Performing their functions in tandem, these two resources can drive a business to a maximized operational output and minimized risks.

Who needs MSPs and MSSPs

Small and mid-sized companies that are often limited in IT resources or do not have internal IT departments choose to delegate their tasks to MSPs. Outsourcing also comes in handy when the number of tasks is too vast to be tackled by an in-house IT team or their complexity goes beyond the competence of employed specialists. By utilizing MSPs, business owners reduce their IT costs (mainly by saving money that could be paid to staff), enhance the capacities of their IT infrastructure, and optimize business operations.

MSSP is a perfect solution for companies that struggle to secure their data and systems on their own due to limited resources. These are generally small and mid-sized businesses or highly regulated industries such as insurance, government, and healthcare that need strong cyber defense to ensure the safety of sensitive information.

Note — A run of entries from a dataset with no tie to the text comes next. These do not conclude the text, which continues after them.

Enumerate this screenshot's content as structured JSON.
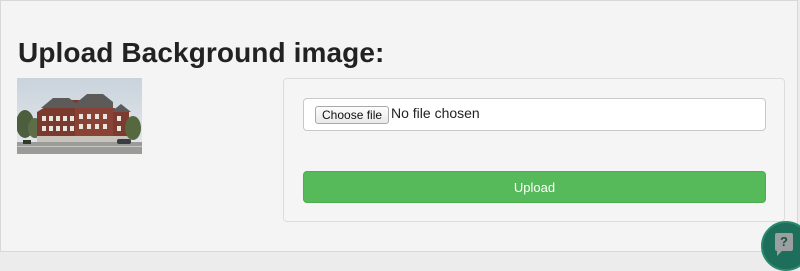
{
  "page": {
    "title": "Upload Background image:"
  },
  "preview": {
    "icon": "building-photo"
  },
  "upload_form": {
    "choose_label": "Choose file",
    "file_status": "No file chosen",
    "upload_label": "Upload",
    "button_color": "#56b95a"
  },
  "help": {
    "glyph": "?",
    "icon": "help-chat-icon",
    "color": "#1d6e5a"
  }
}
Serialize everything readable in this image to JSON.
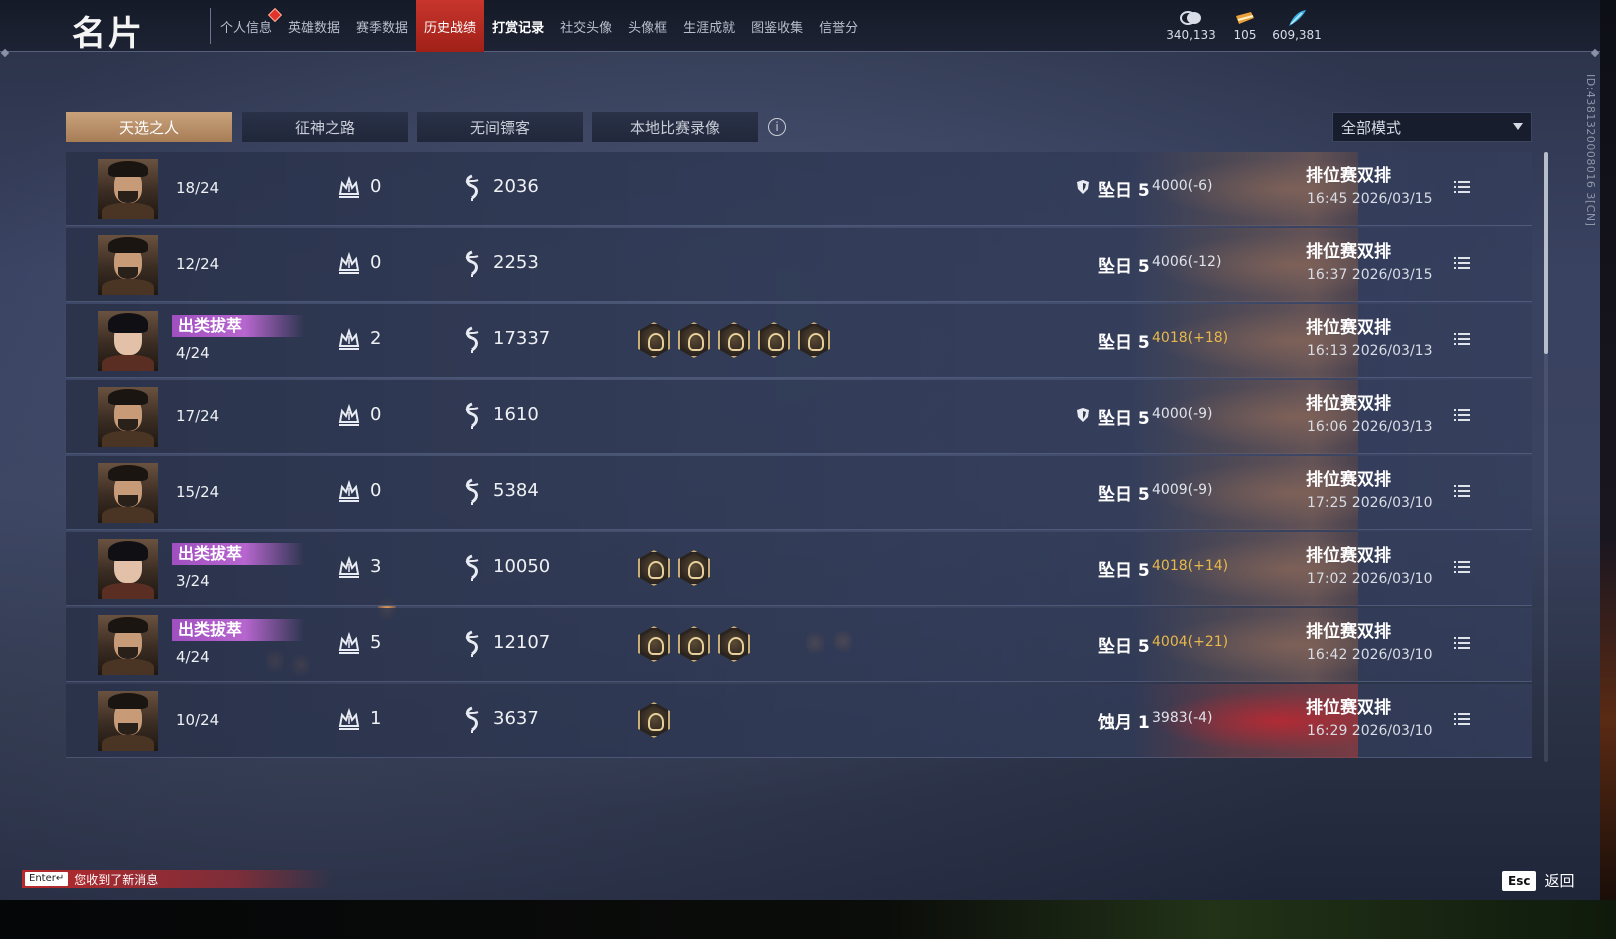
{
  "header": {
    "title": "名片",
    "tabs": [
      {
        "label": "个人信息",
        "dot": true
      },
      {
        "label": "英雄数据"
      },
      {
        "label": "赛季数据"
      },
      {
        "label": "历史战绩",
        "active": true
      },
      {
        "label": "打赏记录",
        "bold": true
      },
      {
        "label": "社交头像"
      },
      {
        "label": "头像框"
      },
      {
        "label": "生涯成就"
      },
      {
        "label": "图鉴收集"
      },
      {
        "label": "信誉分"
      }
    ],
    "currencies": [
      {
        "icon": "coin-stack-icon",
        "value": "340,133"
      },
      {
        "icon": "ticket-icon",
        "value": "105"
      },
      {
        "icon": "feather-icon",
        "value": "609,381"
      }
    ]
  },
  "subtabs": [
    "天选之人",
    "征神之路",
    "无间镖客",
    "本地比赛录像"
  ],
  "mode_select": {
    "value": "全部模式"
  },
  "rows": [
    {
      "avatar": "warrior",
      "badge": "",
      "ratio": "18/24",
      "kills": "0",
      "gold": "2036",
      "medals": [],
      "shield": true,
      "rank": "坠日 5",
      "score": "4000(-6)",
      "gain": false,
      "art": "dragon",
      "mode": "排位赛双排",
      "time": "16:45  2026/03/15"
    },
    {
      "avatar": "warrior",
      "badge": "",
      "ratio": "12/24",
      "kills": "0",
      "gold": "2253",
      "medals": [],
      "shield": false,
      "rank": "坠日 5",
      "score": "4006(-12)",
      "gain": false,
      "art": "dragon",
      "mode": "排位赛双排",
      "time": "16:37  2026/03/15"
    },
    {
      "avatar": "scholar",
      "badge": "出类拔萃",
      "ratio": "4/24",
      "kills": "2",
      "gold": "17337",
      "medals": [
        "medal-1",
        "medal-2",
        "medal-3",
        "medal-4",
        "medal-5"
      ],
      "shield": false,
      "rank": "坠日 5",
      "score": "4018(+18)",
      "gain": true,
      "art": "dragon",
      "mode": "排位赛双排",
      "time": "16:13  2026/03/13"
    },
    {
      "avatar": "warrior",
      "badge": "",
      "ratio": "17/24",
      "kills": "0",
      "gold": "1610",
      "medals": [],
      "shield": true,
      "rank": "坠日 5",
      "score": "4000(-9)",
      "gain": false,
      "art": "dragon",
      "mode": "排位赛双排",
      "time": "16:06  2026/03/13"
    },
    {
      "avatar": "warrior",
      "badge": "",
      "ratio": "15/24",
      "kills": "0",
      "gold": "5384",
      "medals": [],
      "shield": false,
      "rank": "坠日 5",
      "score": "4009(-9)",
      "gain": false,
      "art": "dragon",
      "mode": "排位赛双排",
      "time": "17:25  2026/03/10"
    },
    {
      "avatar": "scholar",
      "badge": "出类拔萃",
      "ratio": "3/24",
      "kills": "3",
      "gold": "10050",
      "medals": [
        "medal-1",
        "medal-2"
      ],
      "shield": false,
      "rank": "坠日 5",
      "score": "4018(+14)",
      "gain": true,
      "art": "dragon",
      "mode": "排位赛双排",
      "time": "17:02  2026/03/10"
    },
    {
      "avatar": "warrior",
      "badge": "出类拔萃",
      "ratio": "4/24",
      "kills": "5",
      "gold": "12107",
      "medals": [
        "medal-1",
        "medal-2",
        "medal-3"
      ],
      "shield": false,
      "rank": "坠日 5",
      "score": "4004(+21)",
      "gain": true,
      "art": "dragon",
      "mode": "排位赛双排",
      "time": "16:42  2026/03/10"
    },
    {
      "avatar": "warrior",
      "badge": "",
      "ratio": "10/24",
      "kills": "1",
      "gold": "3637",
      "medals": [
        "medal-1"
      ],
      "shield": false,
      "rank": "蚀月 1",
      "score": "3983(-4)",
      "gain": false,
      "art": "red-moon",
      "mode": "排位赛双排",
      "time": "16:29  2026/03/10"
    }
  ],
  "side_id": "ID:4381320008016 3[CN]",
  "footer": {
    "enter_key": "Enter↵",
    "notification": "您收到了新消息",
    "esc_key": "Esc",
    "back_label": "返回"
  },
  "colors": {
    "accent": "#c8352c",
    "active_subtab": "#b88c64",
    "badge": "#b766cf",
    "gain": "#e8b84a"
  }
}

As mentioned above, companies with enormous financial opportunities still choose MSP and MSSP to deal with their IT issues. Basically, any company that has to manage digital infrastructure and security programs needs both solutions for smooth business operation.

Conclusion

Before choosing the type of provider, one should analyze their business needs and the scope of services that external experts provide. In many cases, enterprises choose to cooperate with both to receive comprehensive technical support, which definitely enhances business capacities and results in boosting productivity.